You must change a function's behavior in a shipped library without breaking already-deployed binaries. How?

Use symbol versioning (GNU ld). Keep the old implementation as a compatibility version and add the new one as the default: .symver do_thing_v1, do_thing@MYLIB_1.0 and .symver do_thing_v2, do_thing@@MYLIB_2.0, with a version script declaring both nodes. New programs bind do_thing@@MYLIB_2.0; binaries linked against your old release keep resolving do_thing@MYLIB_1.0. One .so, two behaviors, zero field breakage — exactly how glibc evolves.

Question 31

How do you ship a small, stripped production binary while keeping the ability to symbolize field crashes?

Split debug info into a sidecar: objcopy --only-keep-debug app app.debug to archive full symbols in a symbol server, strip --strip-debug --strip-unneeded app to shrink the shipped binary, and objcopy --add-gnu-debuglink=app.debug app to connect them. The shipped binary is small and leaks no internal symbols; a crash from the field plus the archived app.debug still yields fully demangled, line-numbered backtraces. Lose the sidecar and you lose symbolication, so archive it reliably.

Question 32

You're exposing a Rust core to C and to Python (via ctypes). How do you design the symbol surface?

Put the entire FFI surface in one module, each function #[no_mangle] pub extern "C" taking only C-ABI types (raw pointers, repr(C) structs, integers) — opaque-handle pattern (*mut Engine created/destroyed by exported functions).

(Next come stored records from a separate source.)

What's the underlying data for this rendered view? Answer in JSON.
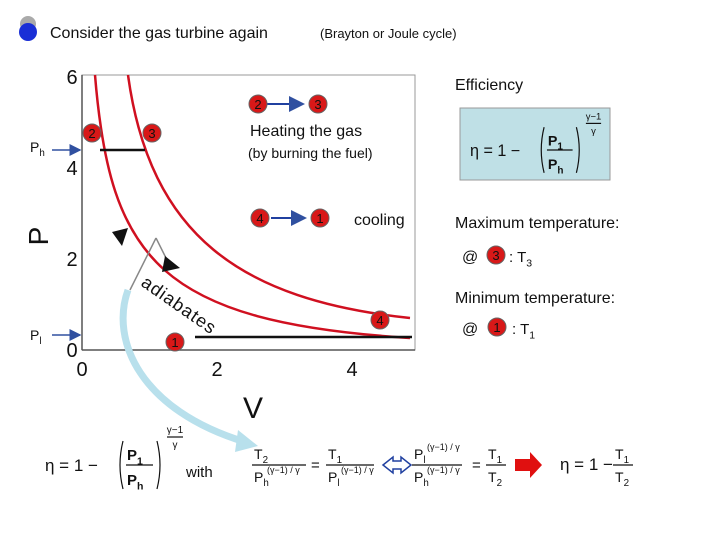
{
  "header": {
    "title": "Consider the gas turbine again",
    "subtitle": "(Brayton or Joule cycle)"
  },
  "plot": {
    "x_label": "V",
    "y_label": "P",
    "x_ticks": [
      0,
      2,
      4
    ],
    "y_ticks": [
      0,
      2,
      4,
      6
    ],
    "ph": {
      "main": "P",
      "sub": "h"
    },
    "pl": {
      "main": "P",
      "sub": "l"
    },
    "states": [
      "2",
      "3",
      "2",
      "3",
      "4",
      "1",
      "4",
      "1"
    ],
    "heating": "Heating the gas",
    "heating_note": "(by burning the fuel)",
    "cooling": "cooling",
    "adiabates": "adiabates"
  },
  "side": {
    "efficiency": "Efficiency",
    "box_eq": {
      "lhs": "η = 1 −",
      "num": "P",
      "num_sub": "1",
      "den": "P",
      "den_sub": "h",
      "exp_num": "γ−1",
      "exp_den": "γ"
    },
    "max_temp": "Maximum temperature:",
    "max_at": "@",
    "max_state": "3",
    "max_value": {
      "main": ":  T",
      "sub": "3"
    },
    "min_temp": "Minimum temperature:",
    "min_at": "@",
    "min_state": "1",
    "min_value": {
      "main": ": T",
      "sub": "1"
    }
  },
  "bottom": {
    "eq1": {
      "lhs": "η = 1 −",
      "num": "P",
      "num_sub": "1",
      "den": "P",
      "den_sub": "h",
      "exp_num": "γ−1",
      "exp_den": "γ"
    },
    "with": "with",
    "eq2": {
      "t2": "T",
      "t2_sub": "2",
      "ph": "P",
      "ph_sub": "h",
      "exp": "(γ−1) / γ",
      "eq": "=",
      "t1": "T",
      "t1_sub": "1",
      "pl": "P",
      "pl_sub": "l",
      "exp2": "(γ−1) / γ"
    },
    "eq3": {
      "pl": "P",
      "pl_sub": "l",
      "exp": "(γ−1) / γ",
      "ph": "P",
      "ph_sub": "h",
      "exp2": "(γ−1) / γ",
      "eq": "=",
      "t1": "T",
      "t1_sub": "1",
      "t2": "T",
      "t2_sub": "2"
    },
    "eq4": {
      "lhs": "η = 1 −",
      "num": "T",
      "num_sub": "1",
      "den": "T",
      "den_sub": "2"
    }
  }
}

Generate the matching C header with cbindgen so the header and the actual symbols stay in sync. Verify with nm -D that the exported names are exactly the plain, unmangled ones Python/C expect. The flat C surface is simultaneously the C ABI and the ctypes ABI; no caller ever sees a _R... symbol or a Rust type layout.


Closing Note

The thread through every band: the linker is a string-matcher with no type knowledge, so everything — overloading, scopes, FFI, ABI evolution — is solved by controlling what strings end up in the symbol table and what they bind to. The strongest candidates reach for nm, c++filt, objdump -T, and a version script the way other engineers reach for a debugger, and they treat the dynamic symbol table as a contract to be designed, not a side effect to be ignored.